Roccat is rather new to the US market, but the German company is making headway with updates to their lineup.

Roccat is still relatively new to the US gaming market, but the last two years have proven fruitful for the German peripheral maker. The Kave headset, Kone mouse and Ryos keyboard product lines are getting some new additions this year, and the audio line looks especially promising.

The Kave audio lineup will have three offerings in 2014: The $169 Kave XTD 5.1 digital is the flagship, offering true, non-virtual 5.1 audio via its integrated sound card and digital optical output. The headset has been re-engineered from top to bottom, and the result is a 25% lighter headset that retains the same driver sizes as the original Kave. Bluetooth is onboard for phone connectivity, and switching from in-game audio to a phone call is a one button process. The sound card, built into the control stand that sits on your desk, also has analog audio inputs for your speakers or… another headset, I suppose.

The Kave XTD 5.1 analog is up next, and it’s designed to be a true 5.1 surround sound headset for those who already own a proper sound card. There’s no digital optical out here, rather the four analog connectors you’d plug into your motherboard or sound card. There’s no Bluetooth, either, so it’s a stripped down, cheaper ($99) version that still offers true surround audio.
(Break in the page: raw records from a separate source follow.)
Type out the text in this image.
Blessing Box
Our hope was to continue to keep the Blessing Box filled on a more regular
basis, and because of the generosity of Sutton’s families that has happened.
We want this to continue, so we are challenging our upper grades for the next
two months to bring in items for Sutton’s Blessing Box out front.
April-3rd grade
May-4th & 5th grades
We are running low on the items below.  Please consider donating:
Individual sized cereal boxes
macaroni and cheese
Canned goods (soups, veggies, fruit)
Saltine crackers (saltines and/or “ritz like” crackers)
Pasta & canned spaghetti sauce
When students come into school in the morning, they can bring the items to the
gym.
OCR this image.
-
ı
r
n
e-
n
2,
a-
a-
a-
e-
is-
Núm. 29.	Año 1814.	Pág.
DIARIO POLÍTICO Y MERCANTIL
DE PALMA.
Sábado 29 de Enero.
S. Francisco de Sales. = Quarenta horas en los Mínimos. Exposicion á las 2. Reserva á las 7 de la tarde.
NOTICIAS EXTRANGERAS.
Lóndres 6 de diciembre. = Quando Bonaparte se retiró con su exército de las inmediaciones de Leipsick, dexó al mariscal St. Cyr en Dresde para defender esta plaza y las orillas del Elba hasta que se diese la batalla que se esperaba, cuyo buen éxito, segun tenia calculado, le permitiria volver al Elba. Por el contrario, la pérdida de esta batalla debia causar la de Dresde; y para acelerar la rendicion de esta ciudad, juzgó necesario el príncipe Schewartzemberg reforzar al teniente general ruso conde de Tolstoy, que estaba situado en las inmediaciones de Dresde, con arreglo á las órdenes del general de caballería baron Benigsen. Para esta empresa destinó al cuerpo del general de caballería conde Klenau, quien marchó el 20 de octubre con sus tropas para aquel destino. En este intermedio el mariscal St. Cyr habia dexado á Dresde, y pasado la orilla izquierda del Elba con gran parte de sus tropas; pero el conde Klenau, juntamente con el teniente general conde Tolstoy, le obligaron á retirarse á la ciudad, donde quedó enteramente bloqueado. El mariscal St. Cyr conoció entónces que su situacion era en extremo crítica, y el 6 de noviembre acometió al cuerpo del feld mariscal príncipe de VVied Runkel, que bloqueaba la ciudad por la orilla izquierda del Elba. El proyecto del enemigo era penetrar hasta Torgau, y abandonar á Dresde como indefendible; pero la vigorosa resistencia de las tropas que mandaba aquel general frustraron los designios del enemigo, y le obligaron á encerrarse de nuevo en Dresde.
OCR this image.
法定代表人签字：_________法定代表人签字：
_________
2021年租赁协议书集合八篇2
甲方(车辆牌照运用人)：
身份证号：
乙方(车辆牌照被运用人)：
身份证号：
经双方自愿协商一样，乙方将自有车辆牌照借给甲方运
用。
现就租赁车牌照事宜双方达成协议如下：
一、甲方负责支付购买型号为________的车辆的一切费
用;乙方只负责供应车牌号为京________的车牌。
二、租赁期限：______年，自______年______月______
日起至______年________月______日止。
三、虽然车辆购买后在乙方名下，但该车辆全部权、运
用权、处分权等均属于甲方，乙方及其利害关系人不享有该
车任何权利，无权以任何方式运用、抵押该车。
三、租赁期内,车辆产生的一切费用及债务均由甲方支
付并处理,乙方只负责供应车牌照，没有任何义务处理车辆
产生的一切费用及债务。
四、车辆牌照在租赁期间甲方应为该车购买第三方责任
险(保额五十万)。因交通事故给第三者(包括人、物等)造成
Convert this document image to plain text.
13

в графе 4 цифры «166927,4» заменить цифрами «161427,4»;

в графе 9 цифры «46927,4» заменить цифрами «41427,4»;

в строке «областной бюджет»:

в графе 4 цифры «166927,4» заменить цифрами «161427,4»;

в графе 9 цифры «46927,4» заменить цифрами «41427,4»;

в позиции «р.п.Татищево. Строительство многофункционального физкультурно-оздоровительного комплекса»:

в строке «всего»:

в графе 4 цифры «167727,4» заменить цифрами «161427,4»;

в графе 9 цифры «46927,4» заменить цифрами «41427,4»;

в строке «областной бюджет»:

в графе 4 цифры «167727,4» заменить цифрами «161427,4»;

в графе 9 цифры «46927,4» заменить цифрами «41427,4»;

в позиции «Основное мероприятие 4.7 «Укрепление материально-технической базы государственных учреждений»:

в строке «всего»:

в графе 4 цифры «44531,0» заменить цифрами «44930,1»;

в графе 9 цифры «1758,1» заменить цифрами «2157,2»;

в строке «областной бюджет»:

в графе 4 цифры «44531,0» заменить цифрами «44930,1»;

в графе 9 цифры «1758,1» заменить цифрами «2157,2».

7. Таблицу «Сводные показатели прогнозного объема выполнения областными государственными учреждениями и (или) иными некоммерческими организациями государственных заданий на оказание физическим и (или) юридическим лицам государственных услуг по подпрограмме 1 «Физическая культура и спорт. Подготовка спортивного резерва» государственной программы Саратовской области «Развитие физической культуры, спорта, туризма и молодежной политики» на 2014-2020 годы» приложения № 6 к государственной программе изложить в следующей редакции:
Last but not least, the $69 Kave XTD stereo is a traditional stereo headset (one driver per ear), with none of the extras found on the surround models. All of the headsets are considerably lighter than the original Kave – a chief complaint of mine with the aforementioned is how heavy it was – while still maintaining the kind of durability you’d want in a gaming headset. The jury is out on the sound quality, but a full review will come as soon as the products are for sale.

Roccat is also adding a new Ryos keyboard to the mix. Dubbed the Ryos TKL, this latest board is “Ten Keyless,” meaning there’s no numpad. The shorter board should be right at home on smaller desks and in LAN party backpacks, for sure. Despite its small stature, the Ryos TKL still has per-key lighting, complete with fading light, and Cherry MX mechanical switches. The per-key lighting is fantastic, especially with the fade feature. If you’re playing an MMO, you can set the fade timer to sync up with your spell cooldowns. As soon as the key is illuminated again, your spell is good to go, and so on. The Pro version should sell for around $129, and it should be shipping this Summer in the US.